State Sens. Nicholas Scutari (D., Union) and Nicholas Sacco (D., Bergen) have recently sponsored a bill that would ban the state from giving other states the names and addresses of drivers who are caught on camera blowing off red lights or speeding. The argument for the ban: New Jersey shouldn't help other states track down and fine New Jersey residents when they are not subject to traffic cameras in their home state.
In 2014, New Jersey abandoned the cameras after a five-year pilot following an uproar from residents and complaints that the cameras weren't accurate. That's Jersey's business. Other states still use the cameras and find they have slowed down traffic, which traffic enforcement officials say is a key to preventing fatalities on the road.
"States should not shield dangerous, reckless drivers from getting tickets for putting motorists, pedestrians and cyclists at risk in another state," says Russ Rader, senior vice president of communications for the Insurance Institute for Highway Safety.
He's right.

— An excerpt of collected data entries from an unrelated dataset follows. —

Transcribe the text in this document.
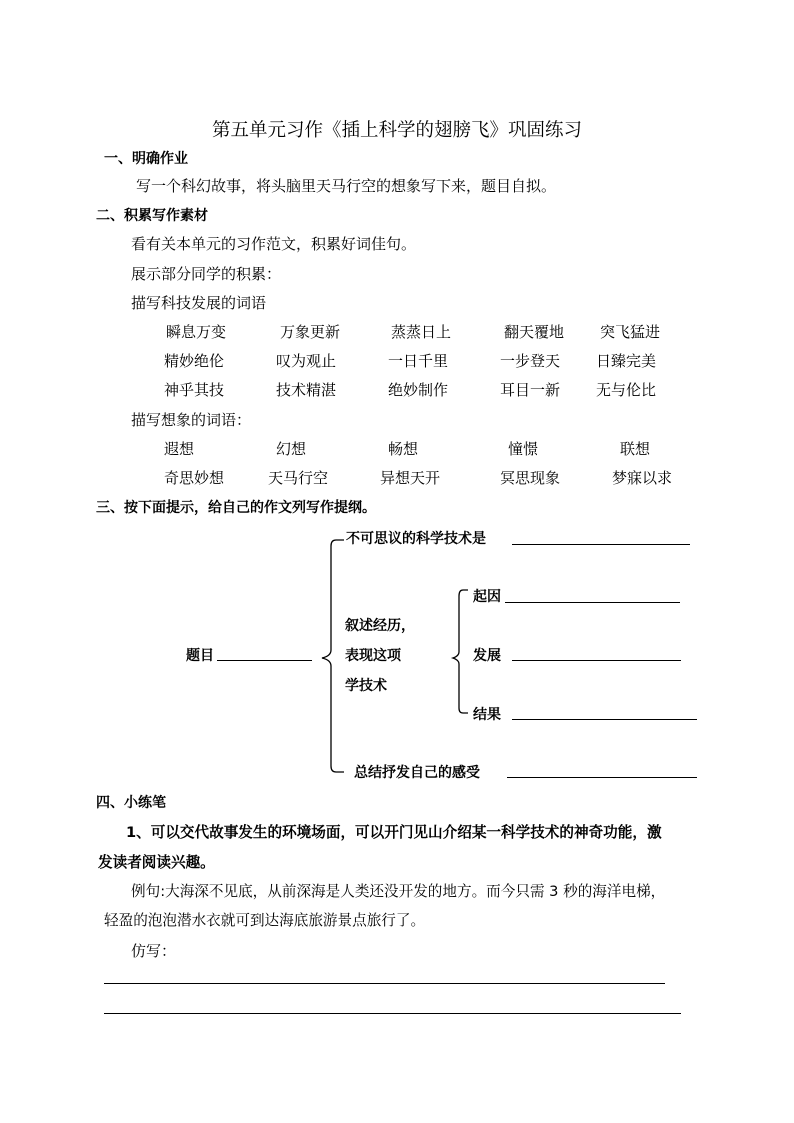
第五单元习作《插上科学的翅膀飞》巩固练习
一、明确作业
写一个科幻故事，将头脑里天马行空的想象写下来，题目自拟。
二、积累写作素材
看有关本单元的习作范文，积累好词佳句。
展示部分同学的积累：
描写科技发展的词语
瞬息万变	万象更新	蒸蒸日上	翻天覆地 突飞猛进
精妙绝伦	叹为观止	一日千里	一步登天 日臻完美
神乎其技	技术精湛	绝妙制作	耳目一新 无与伦比
描写想象的词语：
遐想	幻想	畅想	憧憬	联想
奇思妙想	天马行空	异想天开	冥思现象	梦寐以求
三、按下面提示，给自己的作文列写作提纲。
题目
不可思议的科学技术是
叙述经历，
表现这项
学技术
起因
发展
结果
总结抒发自己的感受
四、小练笔
1、可以交代故事发生的环境场面，可以开门见山介绍某一科学技术的神奇功能，激
发读者阅读兴趣。
例句:大海深不见底，从前深海是人类还没开发的地方。而今只需 3 秒的海洋电梯，
轻盈的泡泡潜水衣就可到达海底旅游景点旅行了。
仿写：
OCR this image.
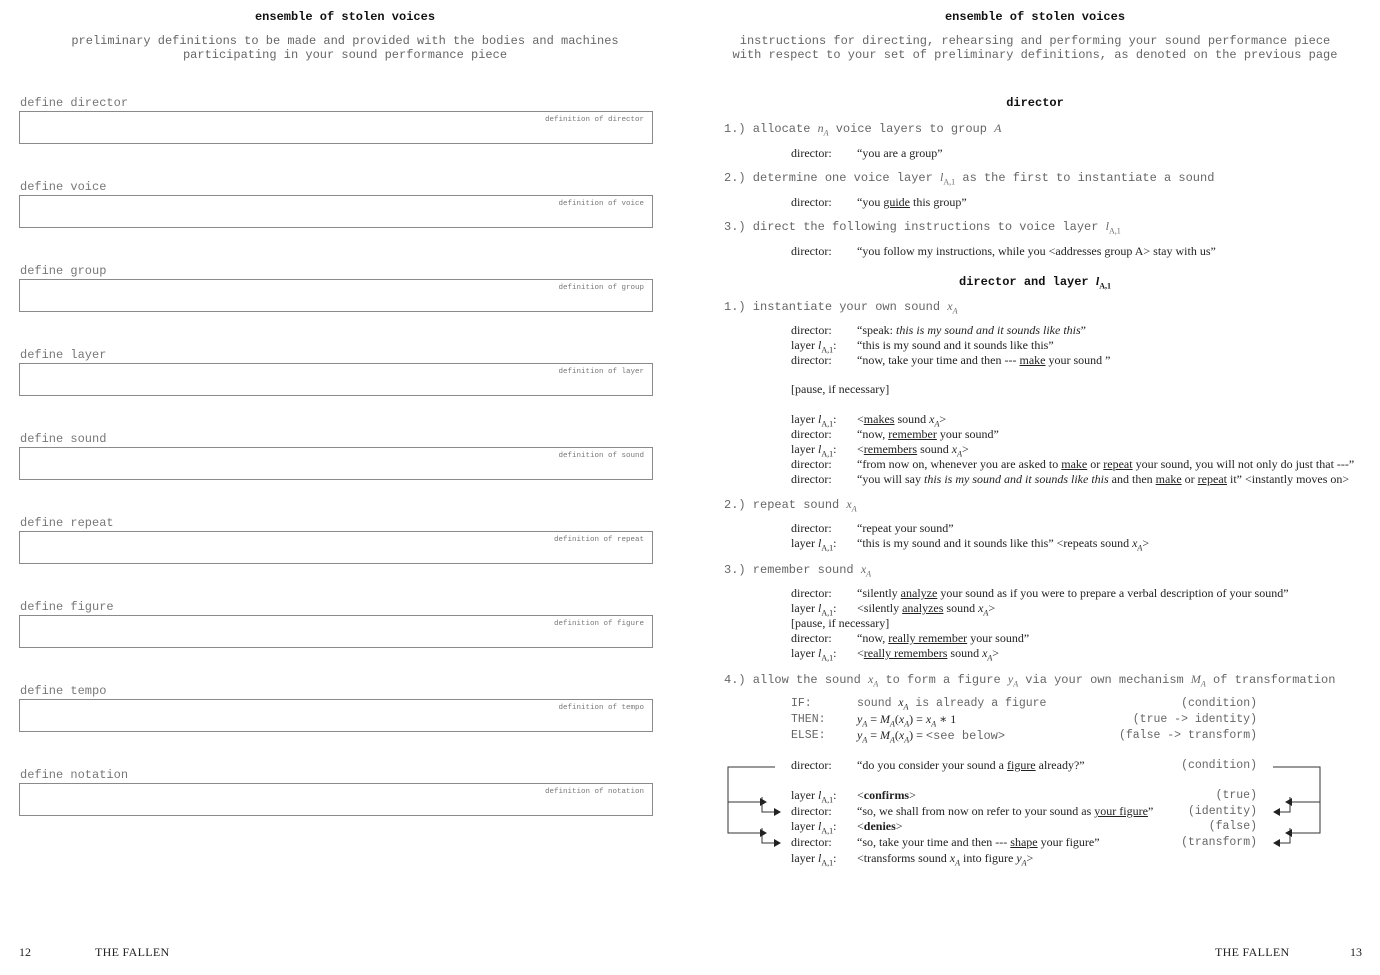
ensemble of stolen voices
preliminary definitions to be made and provided with the bodies and machines
participating in your sound performance piece
define director
definition of director
define voice
definition of voice
define group
definition of group
define layer
definition of layer
define sound
definition of sound
define repeat
definition of repeat
define figure
definition of figure
define tempo
definition of tempo
define notation
definition of notation
12	THE FALLEN
ensemble of stolen voices
instructions for directing, rehearsing and performing your sound performance piece
with respect to your set of preliminary definitions, as denoted on the previous page
director
1.) allocate $n_A$ voice layers to group A
director: “you are a group”
2.) determine one voice layer $l_{A,1}$ as the first to instantiate a sound
director: “you guide this group”
3.) direct the following instructions to voice layer $l_{A,1}$
director: “you follow my instructions, while you <addresses group A> stay with us”
director and layer $l_{A,1}$
1.) instantiate your own sound $x_A$
director: “speak: this is my sound and it sounds like this”
layer $l_{A,1}$: “this is my sound and it sounds like this”
director: “now, take your time and then --- make your sound ”
[pause, if necessary]
layer $l_{A,1}$: <makes sound $x_A>$
director: “now, remember your sound”
layer $l_{A,1}$: <remembers sound $x_A>$
director: “from now on, whenever you are asked to make or repeat your sound, you will not only do just that ---”
director: “you will say this is my sound and it sounds like this and then make or repeat it” <instantly moves on>
2.) repeat sound $x_A$
director: “repeat your sound”
layer $l_{A,1}$: “this is my sound and it sounds like this” <repeats sound $x_A>$
3.) remember sound $x_A$
director: “silently analyze your sound as if you were to prepare a verbal description of your sound”
layer $l_{A,1}$: <silently analyzes sound $x_A>$
[pause, if necessary]
director: “now, really remember your sound”
layer $l_{A,1}$: <really remembers sound $x_A>$
4.) allow the sound $x_A$ to form a figure $y_A$ via your own mechanism $M_A$ of transformation
IF:	sound $x_A$ is already a figure	(condition)
THEN:	$y_A = M_A(x_A) = x_A$ ∗ 1	(true -> identity)
ELSE:	$y_A = M_A(x_A) = <see$ below>	(false -> transform)
director: “do you consider your sound a figure already?”	(condition)
layer $l_{A,1}$: <confirms>	(true)
director: “so, we shall from now on refer to your sound as your figure”	(identity)
layer $l_{A,1}$: <denies>	(false)
director: “so, take your time and then --- shape your figure”	(transform)
layer $l_{A,1}$: <transforms sound $x_A$ into figure $y_A>$
THE FALLEN	13
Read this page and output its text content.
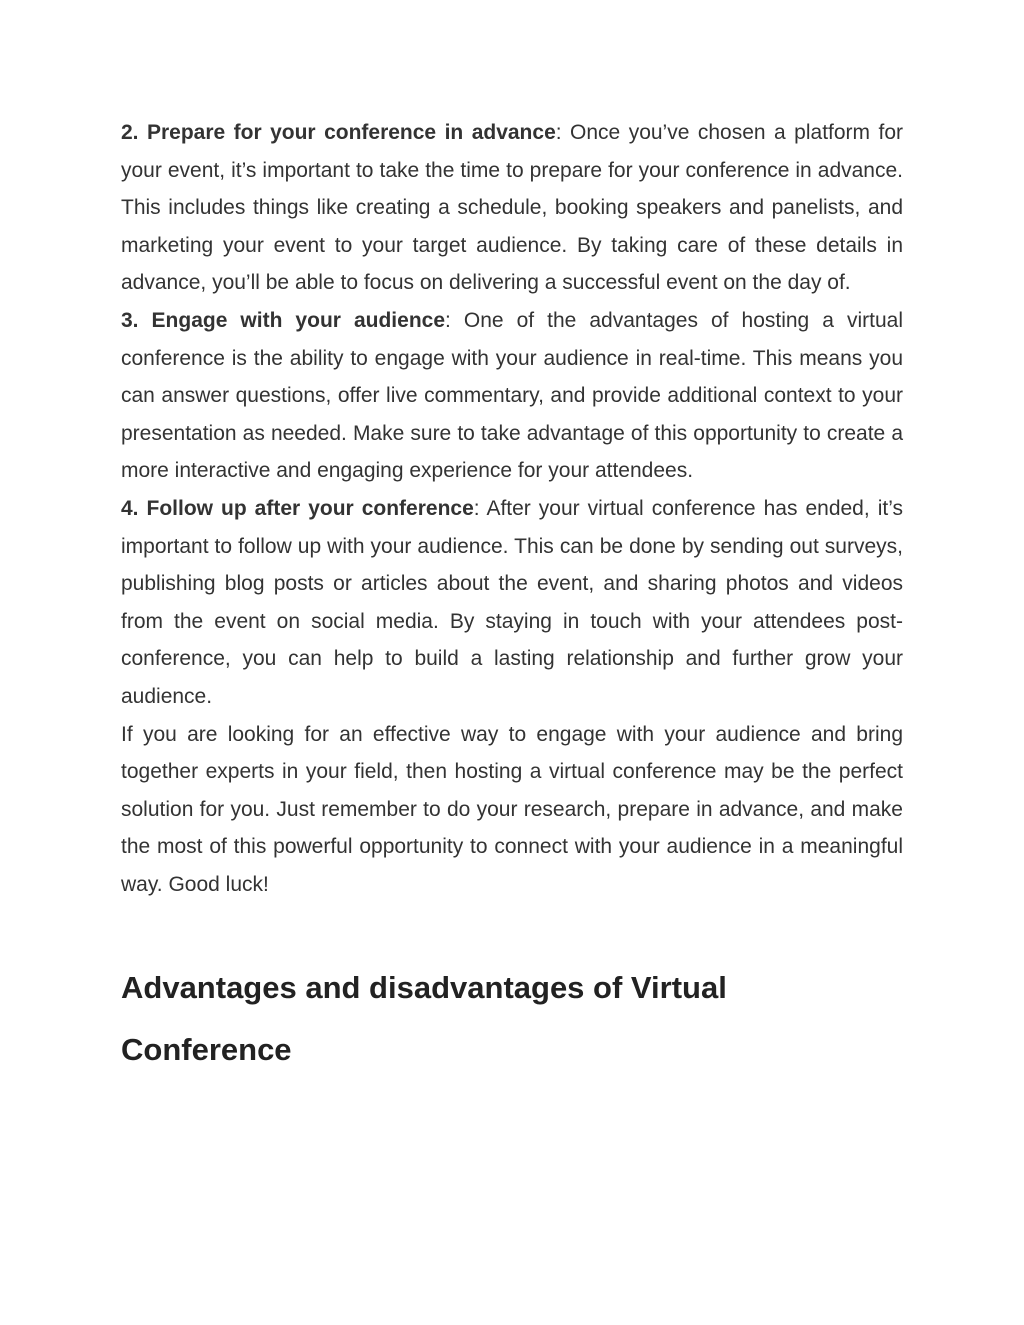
2. Prepare for your conference in advance: Once you’ve chosen a platform for your event, it’s important to take the time to prepare for your conference in advance. This includes things like creating a schedule, booking speakers and panelists, and marketing your event to your target audience. By taking care of these details in advance, you’ll be able to focus on delivering a successful event on the day of.

3. Engage with your audience: One of the advantages of hosting a virtual conference is the ability to engage with your audience in real-time. This means you can answer questions, offer live commentary, and provide additional context to your presentation as needed. Make sure to take advantage of this opportunity to create a more interactive and engaging experience for your attendees.

4. Follow up after your conference: After your virtual conference has ended, it’s important to follow up with your audience. This can be done by sending out surveys, publishing blog posts or articles about the event, and sharing photos and videos from the event on social media. By staying in touch with your attendees post-conference, you can help to build a lasting relationship and further grow your audience.

If you are looking for an effective way to engage with your audience and bring together experts in your field, then hosting a virtual conference may be the perfect solution for you. Just remember to do your research, prepare in advance, and make the most of this powerful opportunity to connect with your audience in a meaningful way. Good luck!

Advantages and disadvantages of Virtual Conference
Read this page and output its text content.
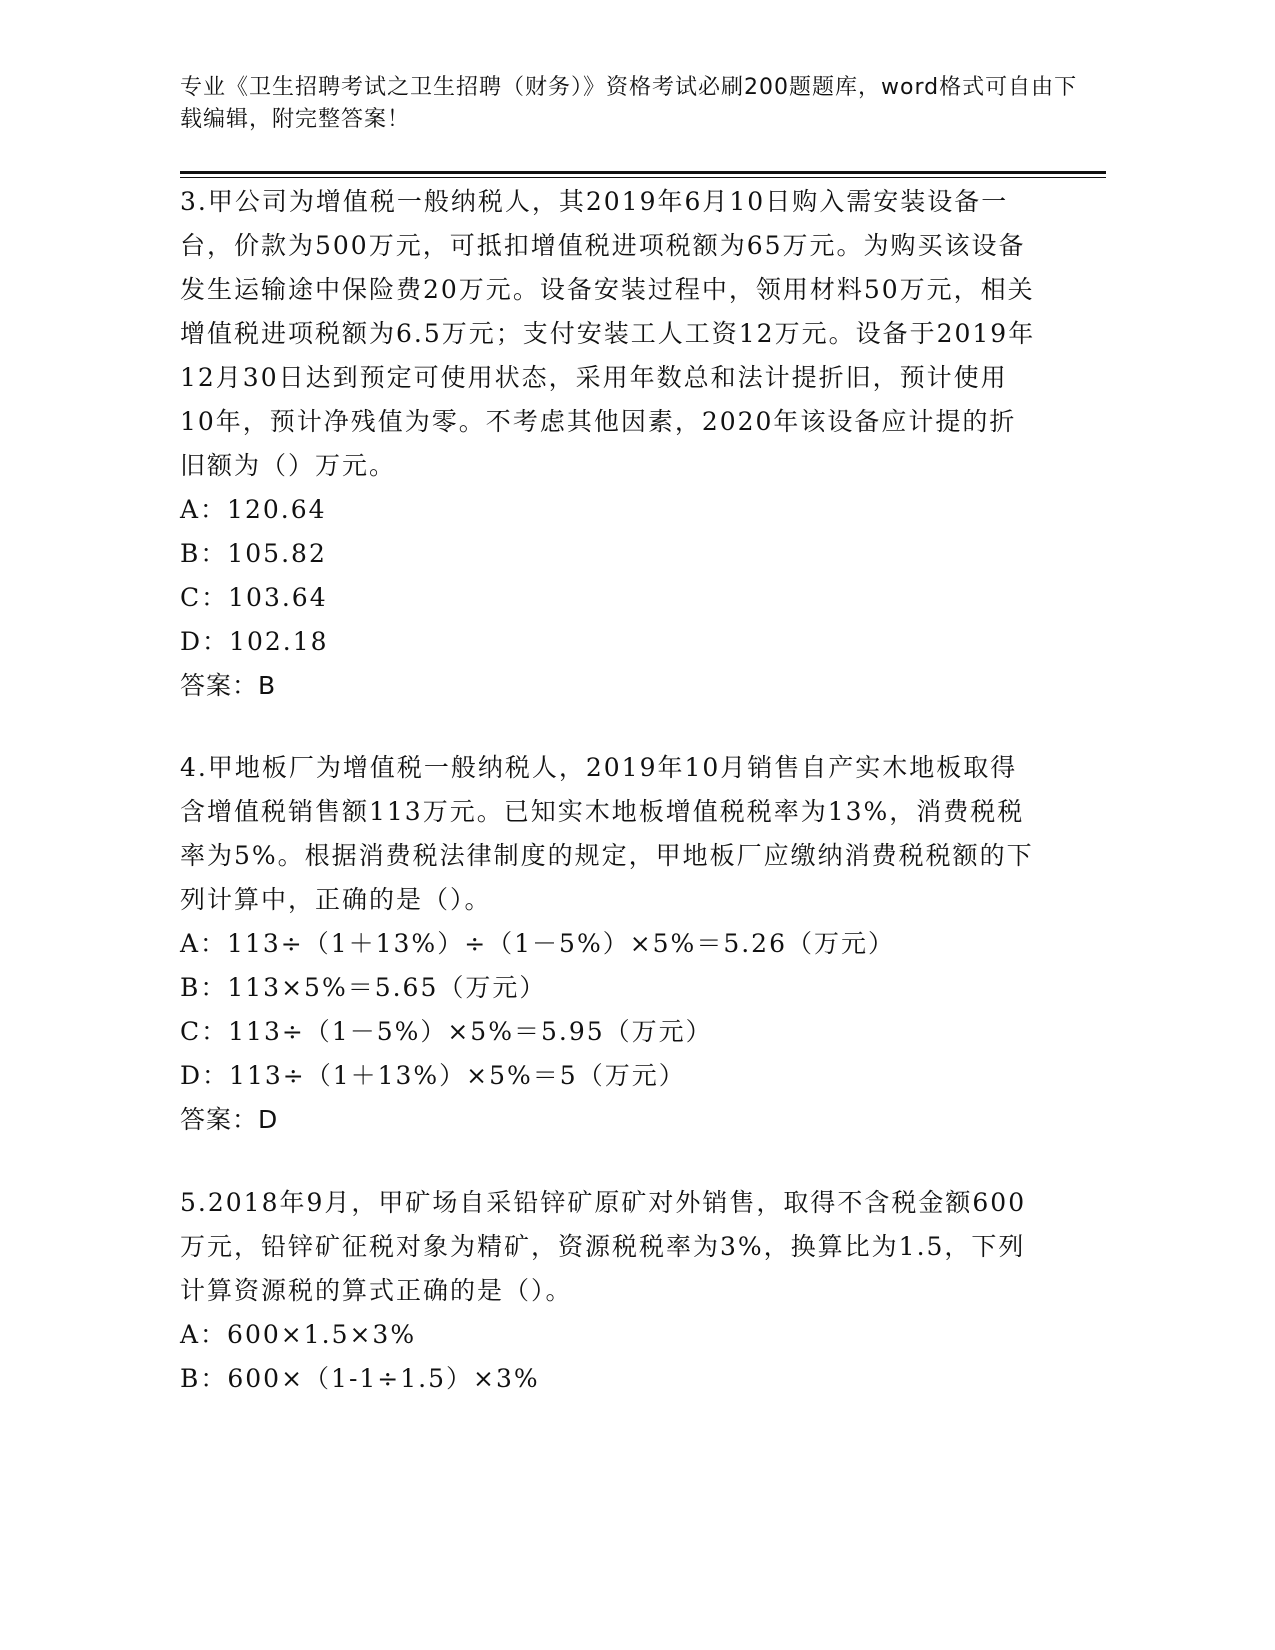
专业《卫生招聘考试之卫生招聘（财务）》资格考试必刷200题题库，word格式可自由下载编辑，附完整答案！
3.甲公司为增值税一般纳税人，其2019年6月10日购入需安装设备一台，价款为500万元，可抵扣增值税进项税额为65万元。为购买该设备发生运输途中保险费20万元。设备安装过程中，领用材料50万元，相关增值税进项税额为6.5万元；支付安装工人工资12万元。设备于2019年12月30日达到预定可使用状态，采用年数总和法计提折旧，预计使用10年，预计净残值为零。不考虑其他因素，2020年该设备应计提的折旧额为（）万元。
A：120.64
B：105.82
C：103.64
D：102.18
答案：B
4.甲地板厂为增值税一般纳税人，2019年10月销售自产实木地板取得含增值税销售额113万元。已知实木地板增值税税率为13%，消费税税率为5%。根据消费税法律制度的规定，甲地板厂应缴纳消费税税额的下列计算中，正确的是（）。
A：113÷（1＋13%）÷（1－5%）×5%＝5.26（万元）
B：113×5%＝5.65（万元）
C：113÷（1－5%）×5%＝5.95（万元）
D：113÷（1＋13%）×5%＝5（万元）
答案：D
5.2018年9月，甲矿场自采铅锌矿原矿对外销售，取得不含税金额600万元，铅锌矿征税对象为精矿，资源税税率为3%，换算比为1.5，下列计算资源税的算式正确的是（）。
A：600×1.5×3%
B：600×（1-1÷1.5）×3%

In July, his organization reported that the crash rates in cities that abandoned red-light cameras shot up 30 percent. Fatalities went up 16 percent.
According to the latest federal statistics, more than 37,000 people died in car accidents in 2016. Speed was a factor in about 10,000 deaths and running red lights was a factor in more than 800 deaths. Of course, there are other factors in crashes, including road conditions, distracted drivers on cellphones, drunk or drowsy drivers, and failure to use seat belts. They all add up to a lot of damage. In New Jersey, there were 301,000 fatal and nonfatal crashes in 2016. In Pennsylvania — a state with an area five times the size of New Jersey — there were 121,000.
Locally, some of those crashes have occurred on Roosevelt Boulevard, among Philadelphia's most dangerous roads. Rep. John Taylor (R., Philadelphia) has authored a bill to let Philadelphia use speed cameras in a pilot program. There's a good reason. So far this year, 11 people have died on the Boulevard, locally known as the "killevard." As recently as Monday, a girl riding a bike was injured when she was struck by a hit-and-run driver.
That road is utilized by New Jersey drivers. If Taylor's bill makes it through the legislature, should Jersey drivers be able to turn the boulevard into a drag strip when the cops aren't looking?
Gov. Murphy has enlisted other states to crack down on the illegal gun trade, which is a laudable use of interstate cooperation. But he shouldn't let his own state export death and destruction by giving Jersey drivers a free pass from speed and red-light cameras.